PII in AI Pipelines: The Hidden Compliance Risk in Every LLM Call
In 2024, a financial services company's AI assistant started receiving social security numbers. Users, trusting the conversational interface, entered them unprompted when asked for account help. The data flowed to a third-party LLM API. The compliance team found out six months later.
This is not an unusual story.
The PII problem in AI pipelines
Traditional applications have well-defined input fields. Name goes here, email goes there. The application knows what it receives. Conversational AI interfaces are different - users type whatever they're thinking. When they're thinking about a problem involving their health, finances, or identity, they include that information in free text.

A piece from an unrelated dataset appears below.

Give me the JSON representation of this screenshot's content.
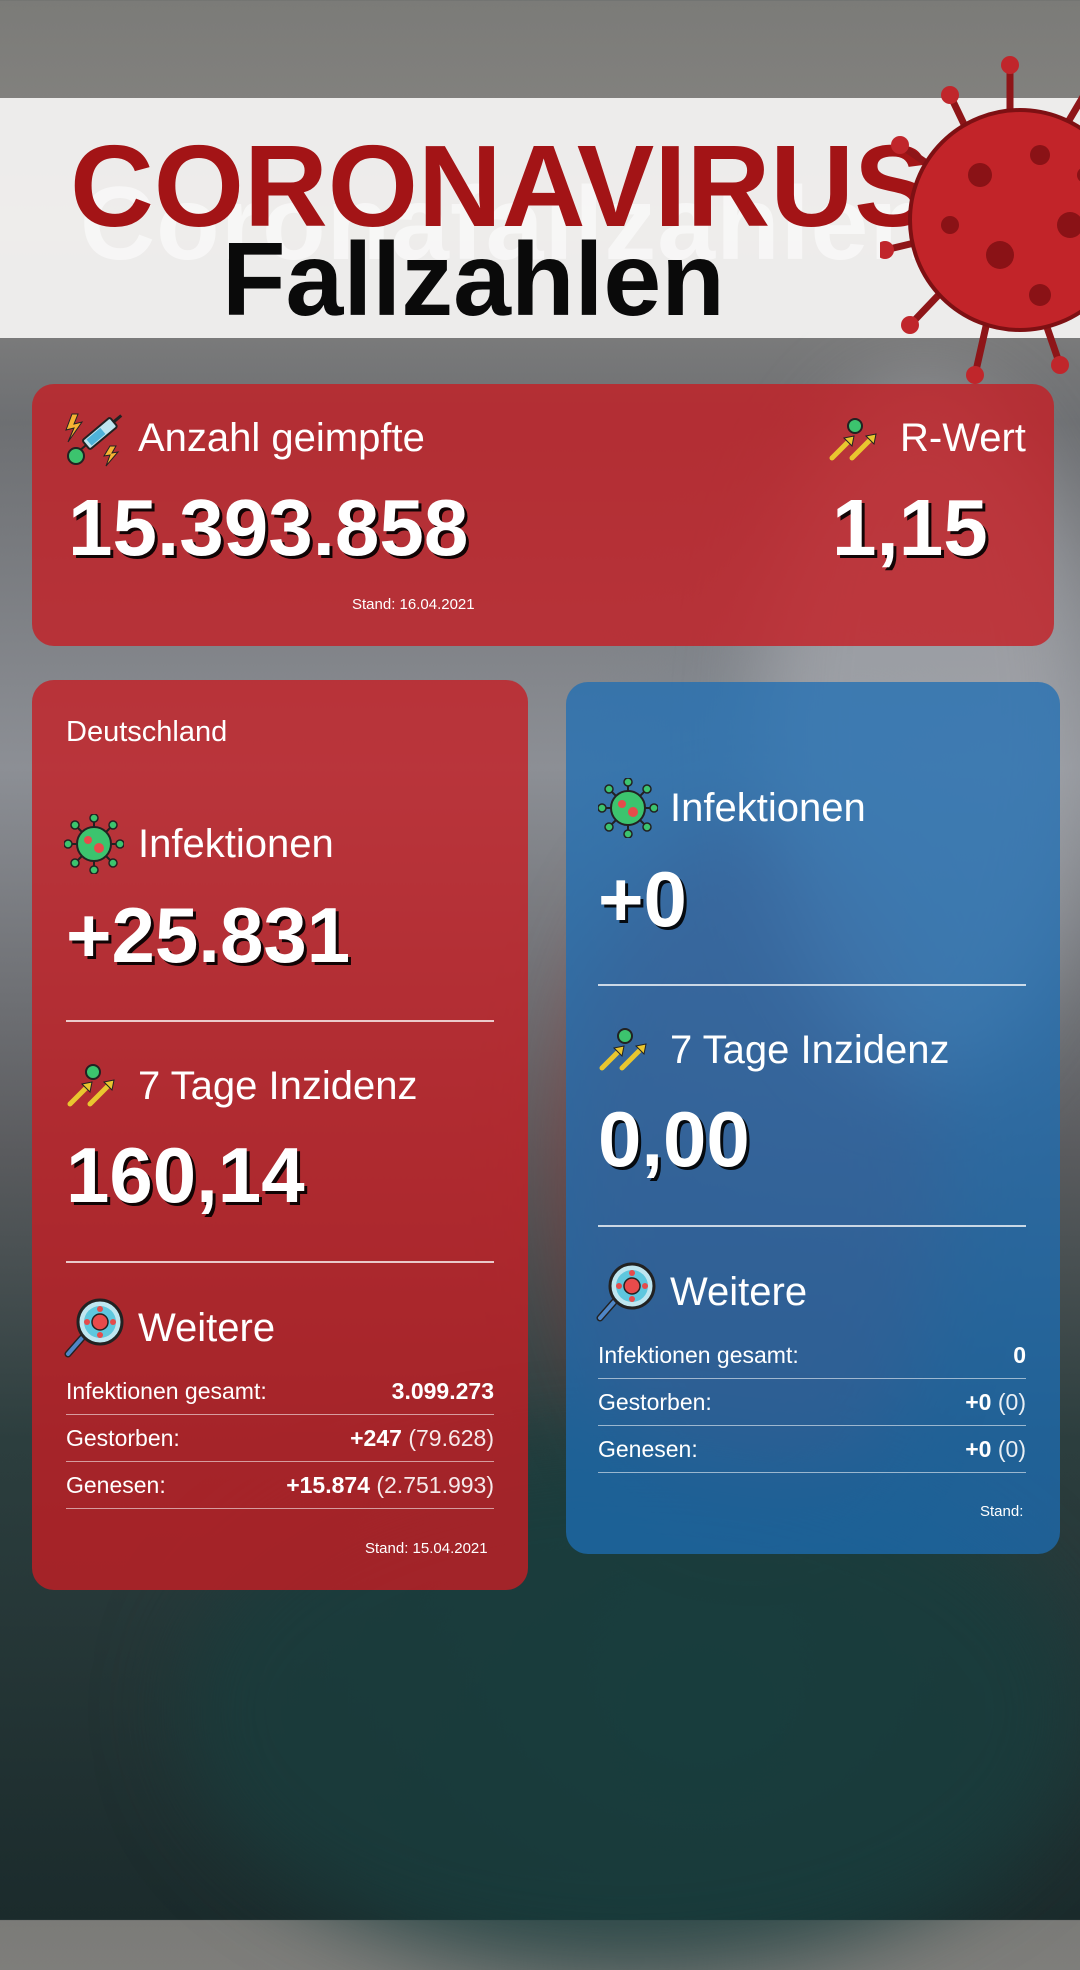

What Autrace's PII filter detects
Pattern-matching and NER-based detection across 12 built-in entity types: credit card numbers (Luhn-validated), SSN and equivalent national IDs, email addresses, phone numbers, IP addresses, passport numbers, dates of birth, bank account and routing numbers, medical record numbers, driver's license numbers, named persons, and physical addresses.
Redaction in the request path
# Input message
"My card 4532 0151 1283 0366 was charged twice"

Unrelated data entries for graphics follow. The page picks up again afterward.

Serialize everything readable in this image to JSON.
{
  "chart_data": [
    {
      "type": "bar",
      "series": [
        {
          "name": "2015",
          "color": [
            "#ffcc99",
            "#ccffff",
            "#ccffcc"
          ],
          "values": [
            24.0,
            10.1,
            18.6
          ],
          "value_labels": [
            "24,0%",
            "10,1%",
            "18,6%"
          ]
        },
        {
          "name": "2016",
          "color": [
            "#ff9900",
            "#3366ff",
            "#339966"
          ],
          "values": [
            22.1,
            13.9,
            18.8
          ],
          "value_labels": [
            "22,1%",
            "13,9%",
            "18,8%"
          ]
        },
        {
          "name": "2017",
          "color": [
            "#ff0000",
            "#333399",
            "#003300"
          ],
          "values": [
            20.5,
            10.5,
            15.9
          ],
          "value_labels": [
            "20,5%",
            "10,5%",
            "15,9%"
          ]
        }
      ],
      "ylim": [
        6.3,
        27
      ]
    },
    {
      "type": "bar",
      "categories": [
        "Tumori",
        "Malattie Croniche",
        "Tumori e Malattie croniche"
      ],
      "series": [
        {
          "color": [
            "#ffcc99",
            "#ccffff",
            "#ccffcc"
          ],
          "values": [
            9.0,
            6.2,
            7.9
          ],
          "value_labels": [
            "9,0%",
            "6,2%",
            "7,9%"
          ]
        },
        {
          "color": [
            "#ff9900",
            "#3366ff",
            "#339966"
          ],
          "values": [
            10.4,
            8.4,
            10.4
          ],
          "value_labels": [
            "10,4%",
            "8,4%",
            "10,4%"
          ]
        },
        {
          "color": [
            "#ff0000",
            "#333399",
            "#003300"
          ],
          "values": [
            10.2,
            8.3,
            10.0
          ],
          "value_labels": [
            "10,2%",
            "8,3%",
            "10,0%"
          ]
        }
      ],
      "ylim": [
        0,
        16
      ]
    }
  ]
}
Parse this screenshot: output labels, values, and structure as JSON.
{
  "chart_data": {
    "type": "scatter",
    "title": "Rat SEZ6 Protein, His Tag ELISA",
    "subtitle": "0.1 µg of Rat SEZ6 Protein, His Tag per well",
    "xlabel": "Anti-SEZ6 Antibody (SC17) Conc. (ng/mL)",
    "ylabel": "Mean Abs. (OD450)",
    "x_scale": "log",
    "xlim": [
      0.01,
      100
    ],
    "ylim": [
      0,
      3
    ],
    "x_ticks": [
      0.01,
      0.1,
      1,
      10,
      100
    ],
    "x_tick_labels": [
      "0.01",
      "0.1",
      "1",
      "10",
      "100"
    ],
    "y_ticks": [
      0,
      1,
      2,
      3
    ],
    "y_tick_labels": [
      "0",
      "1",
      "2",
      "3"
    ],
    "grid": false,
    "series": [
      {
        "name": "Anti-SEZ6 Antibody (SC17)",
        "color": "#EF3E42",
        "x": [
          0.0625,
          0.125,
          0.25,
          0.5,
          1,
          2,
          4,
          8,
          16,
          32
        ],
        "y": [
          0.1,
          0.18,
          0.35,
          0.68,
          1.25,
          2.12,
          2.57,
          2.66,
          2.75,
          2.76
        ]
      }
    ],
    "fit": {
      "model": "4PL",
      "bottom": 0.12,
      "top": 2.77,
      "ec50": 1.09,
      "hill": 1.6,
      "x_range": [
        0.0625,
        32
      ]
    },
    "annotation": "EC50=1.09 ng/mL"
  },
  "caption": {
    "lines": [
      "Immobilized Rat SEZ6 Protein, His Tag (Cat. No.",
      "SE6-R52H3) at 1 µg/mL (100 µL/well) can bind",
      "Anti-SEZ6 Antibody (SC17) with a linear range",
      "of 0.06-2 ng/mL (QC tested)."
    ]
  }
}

# After PII filtering (redact mode)
"My card [CREDIT_CARD] was charged twice"
# Audit log entry (no raw PII stored)
{
"pii_detected": true,
"entities": [{"type": "CREDIT_CARD", "offset": 8, "length": 19}],
"action": "redacted",
"message_hash": "sha256:a3f9..."
}Block vs. redact
REDACT: Replace the PII with a typed placeholder before forwarding to the model. The model sees "[CREDIT_CARD]" - not the actual number. Conversation flow is preserved; sensitive data never leaves your perimeter.

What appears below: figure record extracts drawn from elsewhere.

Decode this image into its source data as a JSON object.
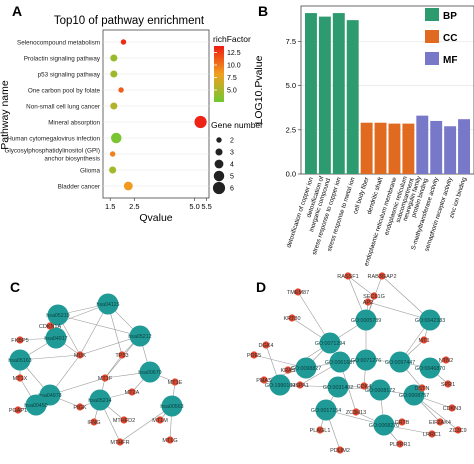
{
  "panels": {
    "a": "A",
    "b": "B",
    "c": "C",
    "d": "D"
  },
  "chart_data": [
    {
      "type": "scatter",
      "title": "Top10 of pathway enrichment",
      "xlabel": "Qvalue",
      "ylabel": "Pathway name",
      "xlim": [
        1.2,
        5.6
      ],
      "xticks": [
        1.5,
        2.5,
        5.0,
        5.5
      ],
      "xtick_labels": [
        "1.5",
        "2.5",
        "5.0",
        "5.5"
      ],
      "colorbar": {
        "title": "richFactor",
        "ticks": [
          5.0,
          7.5,
          10.0,
          12.5
        ],
        "tick_labels": [
          "5.0",
          "7.5",
          "10.0",
          "12.5"
        ],
        "min": 2.6,
        "max": 13.8,
        "low": "#72c733",
        "high": "#ee1c14"
      },
      "sizebar": {
        "title": "Gene number",
        "values": [
          2,
          3,
          4,
          5,
          6
        ]
      },
      "categories": [
        "Selenocompound metabolism",
        "Prolactin signaling pathway",
        "p53 signaling pathway",
        "One carbon pool by folate",
        "Non-small cell lung cancer",
        "Mineral absorption",
        "Human cytomegalovirus infection",
        "Glycosylphosphatidylinositol (GPI)-anchor biosynthesis",
        "Glioma",
        "Bladder cancer"
      ],
      "points": [
        {
          "category": "Selenocompound metabolism",
          "x": 2.05,
          "size": 2,
          "color_value": 13.2
        },
        {
          "category": "Prolactin signaling pathway",
          "x": 1.65,
          "size": 3,
          "color_value": 4.3
        },
        {
          "category": "p53 signaling pathway",
          "x": 1.65,
          "size": 3,
          "color_value": 4.6
        },
        {
          "category": "One carbon pool by folate",
          "x": 1.95,
          "size": 2,
          "color_value": 11.0
        },
        {
          "category": "Non-small cell lung cancer",
          "x": 1.65,
          "size": 3,
          "color_value": 5.4
        },
        {
          "category": "Mineral absorption",
          "x": 5.25,
          "size": 6,
          "color_value": 13.5
        },
        {
          "category": "Human cytomegalovirus infection",
          "x": 1.75,
          "size": 5,
          "color_value": 3.0
        },
        {
          "category": "Glycosylphosphatidylinositol (GPI)-anchor biosynthesis",
          "x": 1.6,
          "size": 2,
          "color_value": 9.5
        },
        {
          "category": "Glioma",
          "x": 1.6,
          "size": 3,
          "color_value": 4.8
        },
        {
          "category": "Bladder cancer",
          "x": 2.25,
          "size": 4,
          "color_value": 8.4
        }
      ]
    },
    {
      "type": "bar",
      "ylabel": "LOG10.Pvalue",
      "ylim": [
        0,
        9.5
      ],
      "yticks": [
        0.0,
        2.5,
        5.0,
        7.5
      ],
      "ytick_labels": [
        "0.0",
        "2.5",
        "5.0",
        "7.5"
      ],
      "legend": {
        "position": "right",
        "items": [
          {
            "name": "BP",
            "color": "#2e9a6f"
          },
          {
            "name": "CC",
            "color": "#e06a20"
          },
          {
            "name": "MF",
            "color": "#7878c8"
          }
        ]
      },
      "categories": [
        "detoxification of copper ion",
        "detoxification of inorganic compound",
        "stress response to copper ion",
        "stress response to metal ion",
        "cell body fiber",
        "dendritic shaft",
        "endoplasmic reticulum membrane",
        "endoplasmic reticulum subcompartment",
        "neuregulin family protein binding",
        "S-methyltransferase activity",
        "semaphorin receptor activity",
        "zinc ion binding"
      ],
      "values": [
        9.1,
        8.9,
        9.1,
        8.7,
        2.9,
        2.9,
        2.85,
        2.85,
        3.3,
        3.0,
        2.7,
        3.1
      ],
      "groups": [
        "BP",
        "BP",
        "BP",
        "BP",
        "CC",
        "CC",
        "CC",
        "CC",
        "MF",
        "MF",
        "MF",
        "MF"
      ]
    }
  ],
  "network_c": {
    "hubs": [
      "hsa05219",
      "hsa04115",
      "hsa04917",
      "hsa05212",
      "hsa05163",
      "hsa00670",
      "hsa04978",
      "hsa05214",
      "hsa00450",
      "hsa00563"
    ],
    "genes": [
      "CDKN1A",
      "FKBP5",
      "MDK",
      "TP53",
      "MT1X",
      "MT1F",
      "MT2A",
      "MT1E",
      "PGAP1",
      "PIGK",
      "MTHFD2",
      "IFNG",
      "MT1M",
      "MT1G",
      "MTHFR"
    ]
  },
  "network_d": {
    "go_terms": [
      "GO:0005789",
      "GO:0042383",
      "GO:0071294",
      "GO:0098827",
      "GO:0061687",
      "GO:0071276",
      "GO:0097447",
      "GO:0046870",
      "GO:1990169",
      "GO:0031402",
      "GO:0008172",
      "GO:0008757",
      "GO:0017154",
      "GO:0008270"
    ],
    "genes": [
      "RASSF1",
      "RAB3GAP2",
      "TMEM87",
      "SEC61G",
      "KRT80",
      "AP2",
      "MT1",
      "NTN2",
      "PDE5",
      "PMAS",
      "KRAS",
      "HSPA1",
      "SPR1",
      "DSTN",
      "DGK4",
      "CDK4",
      "CDKN3",
      "EIF2AK4",
      "PLAGL1",
      "PDLIM2",
      "ZC3H13",
      "PLPPR1",
      "LRRC1",
      "ZC3C9",
      "CRTB"
    ]
  }
}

BLOCK: Reject the request with HTTP 400. Use this for entity types where the risk of any exposure is too high.
GDPR implications
Under GDPR Article 5(1)(c), personal data should be "adequate, relevant and limited to what is necessary." Sending raw PII to a third-party LLM API means that data is processed by the API provider. Unless you have a DPA with the provider covering that specific data category, you're likely out of compliance. Redaction at the gateway means PII never reaches the provider.